RIFERIMENTO AL CASO REBELLIN - Lo scrive, con evidente riferimento al caso di Davide Rebellin, l'Associazione dei ciclisti professionisti italiani, dando la notizia che «al tribunale di Pistoia si è conclusa la prima fase del processo contro l'odiatore di ciclisti che sul web, 3 anni fa, aveva aizzato alla violenza contro chi pedala, in seguito a un incidente in cui era stato coinvolto un atleta professionista in Toscana, e Marco Cavorso con l'Associazione corridori ciclisti professionisti italiani, Accpi, lo aveva denunciato per istigazione a delinquere aggravata dalla diffusione a mezzo informatico». «Oggi il giudice si è espresso per l'assoluzione in quanto il fatto non costituisce reato. Entro 90 giorni verrà depositata la sentenza, entro 135 giorni si potrà fare appello. Cavorso e Accpi intraprenderanno questa strada, il processo civile continuerà per rispettare la memoria di tutte le vittime della strada e per tutelare chiunque in questo Paese voglia muoversi usando la bicicletta. Mezzo il cui utilizzo dovrebbe essere incentivato e, invece, ancora una volta viene delegittimato e penalizzato. In Italia continuano a morire ogni giorno bambini e adulti, donne e uomini, studenti e lavoratori, ricchi e poveri, campioni e persone comuni, senza distinzione alcuna, perchè la violenza stradale non accenna a fermarsi e quella verbale contro gli utenti deboli invece di essere punita continua ad essere considerata accettabile».

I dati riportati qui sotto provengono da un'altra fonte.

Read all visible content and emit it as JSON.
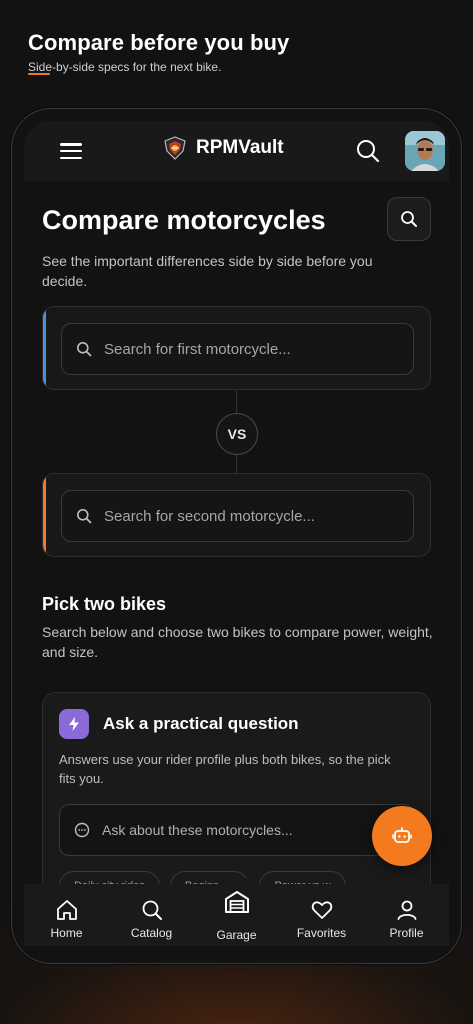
{
  "promo": {
    "title": "Compare before you buy",
    "subtitle": "Side-by-side specs for the next bike."
  },
  "header": {
    "brand": "RPMVault"
  },
  "page": {
    "title": "Compare motorcycles",
    "description": "See the important differences side by side before you decide."
  },
  "compare": {
    "first_placeholder": "Search for first motorcycle...",
    "second_placeholder": "Search for second motorcycle...",
    "vs_label": "VS",
    "first_accent": "#4a90e2",
    "second_accent": "#f07a2b"
  },
  "pick": {
    "title": "Pick two bikes",
    "description": "Search below and choose two bikes to compare power, weight, and size."
  },
  "ask": {
    "title": "Ask a practical question",
    "description": "Answers use your rider profile plus both bikes, so the pick fits you.",
    "placeholder": "Ask about these motorcycles...",
    "chips": [
      "Daily city rides",
      "Beginners",
      "Power vs w"
    ]
  },
  "nav": {
    "items": [
      {
        "label": "Home",
        "icon": "home-icon"
      },
      {
        "label": "Catalog",
        "icon": "search-icon"
      },
      {
        "label": "Garage",
        "icon": "garage-icon"
      },
      {
        "label": "Favorites",
        "icon": "heart-icon"
      },
      {
        "label": "Profile",
        "icon": "user-icon"
      }
    ]
  },
  "colors": {
    "accent": "#f47a20",
    "ask_icon_bg": "#8b6ad8",
    "background": "#121212"
  }
}
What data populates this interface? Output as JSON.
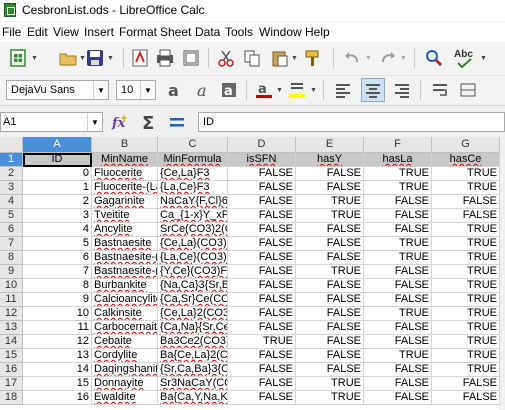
{
  "window": {
    "title": "CesbronList.ods - LibreOffice Calc"
  },
  "menu": [
    "File",
    "Edit",
    "View",
    "Insert",
    "Format",
    "Sheet",
    "Data",
    "Tools",
    "Window",
    "Help"
  ],
  "toolbar1": {
    "icons": [
      "new-icon",
      "open-icon",
      "save-icon",
      "export-pdf-icon",
      "print-icon",
      "print-preview-icon",
      "cut-icon",
      "copy-icon",
      "paste-icon",
      "clone-formatting-icon",
      "undo-icon",
      "redo-icon",
      "find-replace-icon",
      "spelling-icon"
    ],
    "colors": {
      "new": "#2e8b2e",
      "pdf": "#cc1f1f",
      "save": "#3a3a8a",
      "cut": "#c02020",
      "find": "#1f5fbf"
    }
  },
  "toolbar2": {
    "font_name": "DejaVu Sans",
    "font_size": "10",
    "font_color": "#c00000",
    "highlight_color": "#ffff00"
  },
  "formula_bar": {
    "cell_ref": "A1",
    "content": "ID"
  },
  "sheet": {
    "columns": [
      "A",
      "B",
      "C",
      "D",
      "E",
      "F",
      "G"
    ],
    "selected_column": "A",
    "selected_row": "1",
    "header_row": [
      "ID",
      "MinName",
      "MinFormula",
      "isSFN",
      "hasY",
      "hasLa",
      "hasCe"
    ],
    "rows": [
      [
        "0",
        "Fluocerite",
        "{Ce,La}F3",
        "FALSE",
        "FALSE",
        "TRUE",
        "TRUE"
      ],
      [
        "1",
        "Fluocerite-(La)",
        "{La,Ce}F3",
        "FALSE",
        "FALSE",
        "TRUE",
        "TRUE"
      ],
      [
        "2",
        "Gagarinite",
        "NaCaY{F,Cl}6",
        "FALSE",
        "TRUE",
        "FALSE",
        "FALSE"
      ],
      [
        "3",
        "Tveitite",
        "Ca_{1-x}Y_xF",
        "FALSE",
        "TRUE",
        "FALSE",
        "FALSE"
      ],
      [
        "4",
        "Ancylite",
        "SrCe(CO3)2(OH)",
        "FALSE",
        "FALSE",
        "FALSE",
        "TRUE"
      ],
      [
        "5",
        "Bastnaesite",
        "{Ce,La}(CO3)F",
        "FALSE",
        "FALSE",
        "TRUE",
        "TRUE"
      ],
      [
        "6",
        "Bastnaesite-(La)",
        "{La,Ce}(CO3)F",
        "FALSE",
        "FALSE",
        "TRUE",
        "TRUE"
      ],
      [
        "7",
        "Bastnaesite-(Y)",
        "{Y,Ce}(CO3)F",
        "FALSE",
        "TRUE",
        "FALSE",
        "TRUE"
      ],
      [
        "8",
        "Burbankite",
        "{Na,Ca}3{Sr,Ba}",
        "FALSE",
        "FALSE",
        "FALSE",
        "TRUE"
      ],
      [
        "9",
        "Calcioancylite",
        "{Ca,Sr}Ce(CO3)",
        "FALSE",
        "FALSE",
        "FALSE",
        "TRUE"
      ],
      [
        "10",
        "Calkinsite",
        "{Ce,La}2(CO3)3",
        "FALSE",
        "FALSE",
        "TRUE",
        "TRUE"
      ],
      [
        "11",
        "Carbocernaite",
        "{Ca,Na}{Sr,Ce}",
        "FALSE",
        "FALSE",
        "FALSE",
        "TRUE"
      ],
      [
        "12",
        "Cebaite",
        "Ba3Ce2(CO3)5F2",
        "TRUE",
        "FALSE",
        "FALSE",
        "TRUE"
      ],
      [
        "13",
        "Cordylite",
        "Ba{Ce,La}2(CO3)",
        "FALSE",
        "FALSE",
        "TRUE",
        "TRUE"
      ],
      [
        "14",
        "Daqingshanite",
        "{Sr,Ca,Ba}3{Ce}",
        "FALSE",
        "FALSE",
        "FALSE",
        "TRUE"
      ],
      [
        "15",
        "Donnayite",
        "Sr3NaCaY(CO3)6",
        "FALSE",
        "TRUE",
        "FALSE",
        "FALSE"
      ],
      [
        "16",
        "Ewaldite",
        "Ba{Ca,Y,Na,K}",
        "FALSE",
        "TRUE",
        "FALSE",
        "FALSE"
      ]
    ]
  }
}
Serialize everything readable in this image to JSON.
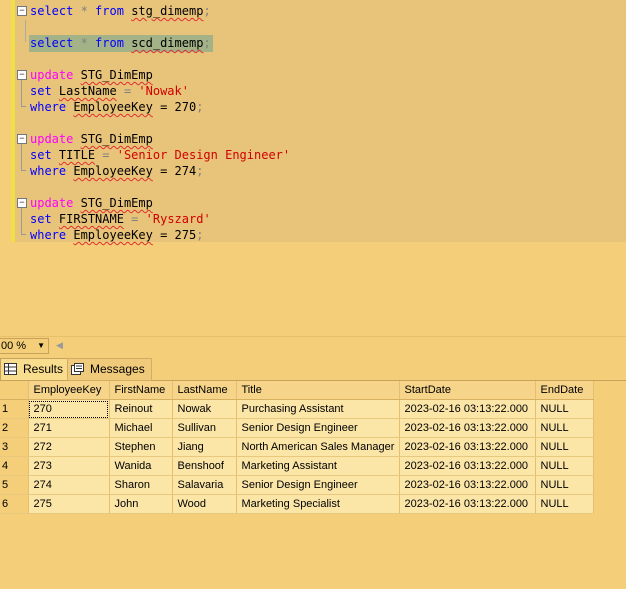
{
  "editor": {
    "lines": [
      [
        {
          "t": "select",
          "c": "kw"
        },
        {
          "t": " * ",
          "c": "op"
        },
        {
          "t": "from",
          "c": "kw"
        },
        {
          "t": " "
        },
        {
          "t": "stg_dimemp",
          "c": "sq"
        },
        {
          "t": ";",
          "c": "op"
        }
      ],
      [],
      [
        {
          "t": "select",
          "c": "kw"
        },
        {
          "t": " * ",
          "c": "op"
        },
        {
          "t": "from",
          "c": "kw"
        },
        {
          "t": " "
        },
        {
          "t": "scd_dimemp",
          "c": "sq"
        },
        {
          "t": ";",
          "c": "op"
        }
      ],
      [],
      [
        {
          "t": "update",
          "c": "kw2"
        },
        {
          "t": " "
        },
        {
          "t": "STG_DimEmp",
          "c": "sq"
        }
      ],
      [
        {
          "t": "set",
          "c": "kw"
        },
        {
          "t": " "
        },
        {
          "t": "LastName",
          "c": "sq"
        },
        {
          "t": " = ",
          "c": "op"
        },
        {
          "t": "'Nowak'",
          "c": "str"
        }
      ],
      [
        {
          "t": "where",
          "c": "kw"
        },
        {
          "t": " "
        },
        {
          "t": "EmployeeKey",
          "c": "sq"
        },
        {
          "t": " = 270"
        },
        {
          "t": ";",
          "c": "op"
        }
      ],
      [],
      [
        {
          "t": "update",
          "c": "kw2"
        },
        {
          "t": " "
        },
        {
          "t": "STG_DimEmp",
          "c": "sq"
        }
      ],
      [
        {
          "t": "set",
          "c": "kw"
        },
        {
          "t": " "
        },
        {
          "t": "TITLE",
          "c": "sq"
        },
        {
          "t": " = ",
          "c": "op"
        },
        {
          "t": "'Senior Design Engineer'",
          "c": "str"
        }
      ],
      [
        {
          "t": "where",
          "c": "kw"
        },
        {
          "t": " "
        },
        {
          "t": "EmployeeKey",
          "c": "sq"
        },
        {
          "t": " = 274"
        },
        {
          "t": ";",
          "c": "op"
        }
      ],
      [],
      [
        {
          "t": "update",
          "c": "kw2"
        },
        {
          "t": " "
        },
        {
          "t": "STG_DimEmp",
          "c": "sq"
        }
      ],
      [
        {
          "t": "set",
          "c": "kw"
        },
        {
          "t": " "
        },
        {
          "t": "FIRSTNAME",
          "c": "sq"
        },
        {
          "t": " = ",
          "c": "op"
        },
        {
          "t": "'Ryszard'",
          "c": "str"
        }
      ],
      [
        {
          "t": "where",
          "c": "kw"
        },
        {
          "t": " "
        },
        {
          "t": "EmployeeKey",
          "c": "sq"
        },
        {
          "t": " = 275"
        },
        {
          "t": ";",
          "c": "op"
        }
      ]
    ]
  },
  "zoom": {
    "label": "00 %"
  },
  "tabs": {
    "results": "Results",
    "messages": "Messages"
  },
  "grid": {
    "columns": [
      "EmployeeKey",
      "FirstName",
      "LastName",
      "Title",
      "StartDate",
      "EndDate"
    ],
    "rows": [
      [
        "1",
        "270",
        "Reinout",
        "Nowak",
        "Purchasing Assistant",
        "2023-02-16 03:13:22.000",
        "NULL"
      ],
      [
        "2",
        "271",
        "Michael",
        "Sullivan",
        "Senior Design Engineer",
        "2023-02-16 03:13:22.000",
        "NULL"
      ],
      [
        "3",
        "272",
        "Stephen",
        "Jiang",
        "North American Sales Manager",
        "2023-02-16 03:13:22.000",
        "NULL"
      ],
      [
        "4",
        "273",
        "Wanida",
        "Benshoof",
        "Marketing Assistant",
        "2023-02-16 03:13:22.000",
        "NULL"
      ],
      [
        "5",
        "274",
        "Sharon",
        "Salavaria",
        "Senior Design Engineer",
        "2023-02-16 03:13:22.000",
        "NULL"
      ],
      [
        "6",
        "275",
        "John",
        "Wood",
        "Marketing Specialist",
        "2023-02-16 03:13:22.000",
        "NULL"
      ]
    ]
  }
}
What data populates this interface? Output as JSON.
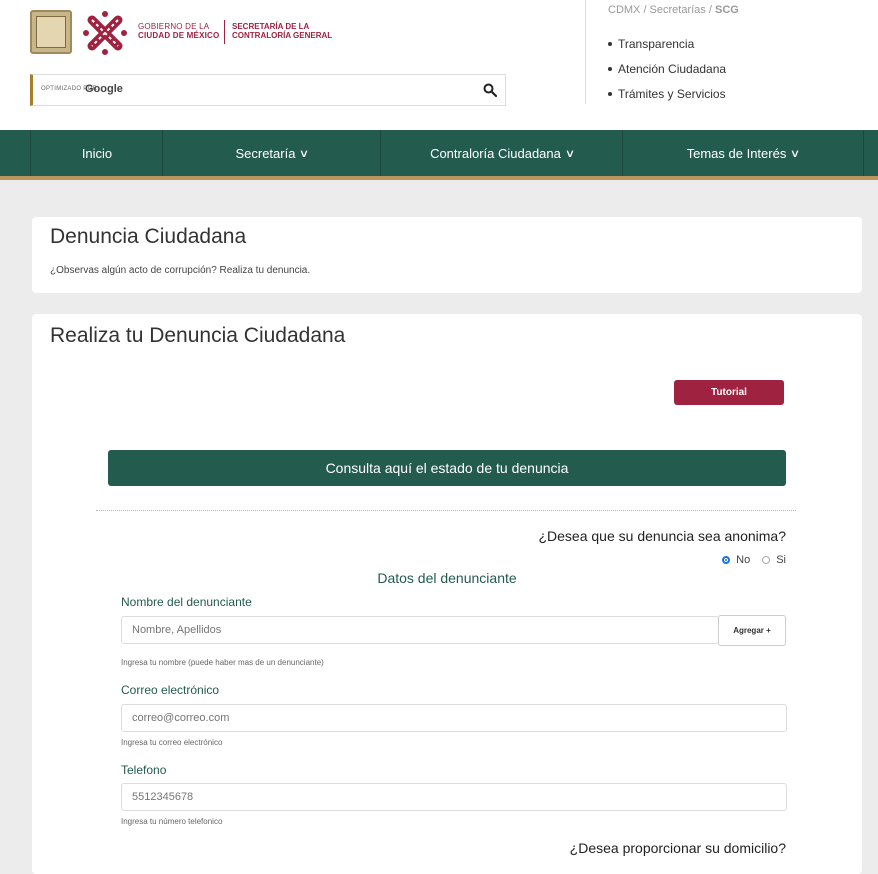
{
  "header": {
    "gov_line1": "GOBIERNO DE LA",
    "gov_line2": "CIUDAD DE MÉXICO",
    "secretaria_line1": "SECRETARÍA DE LA",
    "secretaria_line2": "CONTRALORÍA GENERAL",
    "search_prefix": "OPTIMIZADO POR",
    "search_brand": "Google",
    "breadcrumb": "CDMX / Secretarías / ",
    "breadcrumb_current": "SCG",
    "quick_links": [
      "Transparencia",
      "Atención Ciudadana",
      "Trámites y Servicios"
    ]
  },
  "nav": {
    "items": [
      {
        "label": "Inicio",
        "dropdown": false
      },
      {
        "label": "Secretaría",
        "dropdown": true
      },
      {
        "label": "Contraloría Ciudadana",
        "dropdown": true
      },
      {
        "label": "Temas de Interés",
        "dropdown": true
      }
    ]
  },
  "intro": {
    "title": "Denuncia Ciudadana",
    "subtitle": "¿Observas algún acto de corrupción? Realiza tu denuncia."
  },
  "form": {
    "title": "Realiza tu Denuncia Ciudadana",
    "tutorial_label": "Tutorial",
    "consulta_label": "Consulta aquí el estado de tu denuncia",
    "anon_question": "¿Desea que su denuncia sea anonima?",
    "anon_no": "No",
    "anon_si": "Si",
    "anon_selected": "No",
    "section_title": "Datos del denunciante",
    "nombre_label": "Nombre del denunciante",
    "nombre_placeholder": "Nombre, Apellidos",
    "agregar_label": "Agregar +",
    "nombre_help": "Ingresa tu nombre (puede haber mas de un denunciante)",
    "correo_label": "Correo electrónico",
    "correo_placeholder": "correo@correo.com",
    "correo_help": "Ingresa tu correo electrónico",
    "telefono_label": "Telefono",
    "telefono_placeholder": "5512345678",
    "telefono_help": "Ingresa tu número telefonico",
    "domicilio_question": "¿Desea proporcionar su domicilio?"
  },
  "colors": {
    "brand_green": "#235b4e",
    "brand_wine": "#9f2241",
    "brand_gold": "#bc955c"
  }
}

#UNMETROEMEZZODIVITA - «Le strade italiane continuano a rappresentare un campo minato per i ciclisti, per questo il sindacato dei corridori professionisti italiani ha deciso di promuovere per la prossima domenica un'iniziativa a cui tutti sono invitati a partecipare, ovunque si trovino». «Per ricordare Davide Rebellin e continuare a chiedere rispetto e tutele per chi pedala invitiamo chiunque quel giorno a pedalare con il lutto al braccio e a postare sui propri canali social messaggi rivolti alla sicurezza stradale con l'hashtag #unmetroemezzodivita e taggando accpi. Rilanceremo i vostri messaggi con piacere perchè alla morte e alla violenza vogliamo rispondere con tutta la nostra voglia di vivere, la gioia di pedalare e il rispetto che merita ogni vita umana, anche quella di chi ci insulta e non si rende conto che quando è al volante è come se avesse in mano una pistola carica» commenta Cristian Salvato, presidente di Accpi. «L'esito dell'udienza contro uno dei tanti odiatori dei ciclisti è l'ennesimo schiaffo che riceviamo, ma non ci fermerà - aggiunge Marco Cavorso, responsabile alla sicurezza di Accpi e papà di Tommy, ucciso a 13 anni mentre era in sella alla sua bici. - Lo dobbiamo a mio figlio Tommaso e a tutti quei ragazzi e ragazze che resteranno giovani per sempre. Come il metro e mezzo per il sorpasso sicuro, che anche quando diventerà legge non sarà la panacea a tutti i mali visto quanto è radicata la violenza verbale e fisica nella nostra società, ma sarà il primo passo per riconoscere che gli utenti deboli della strada hanno diritto al loro spazio vitale».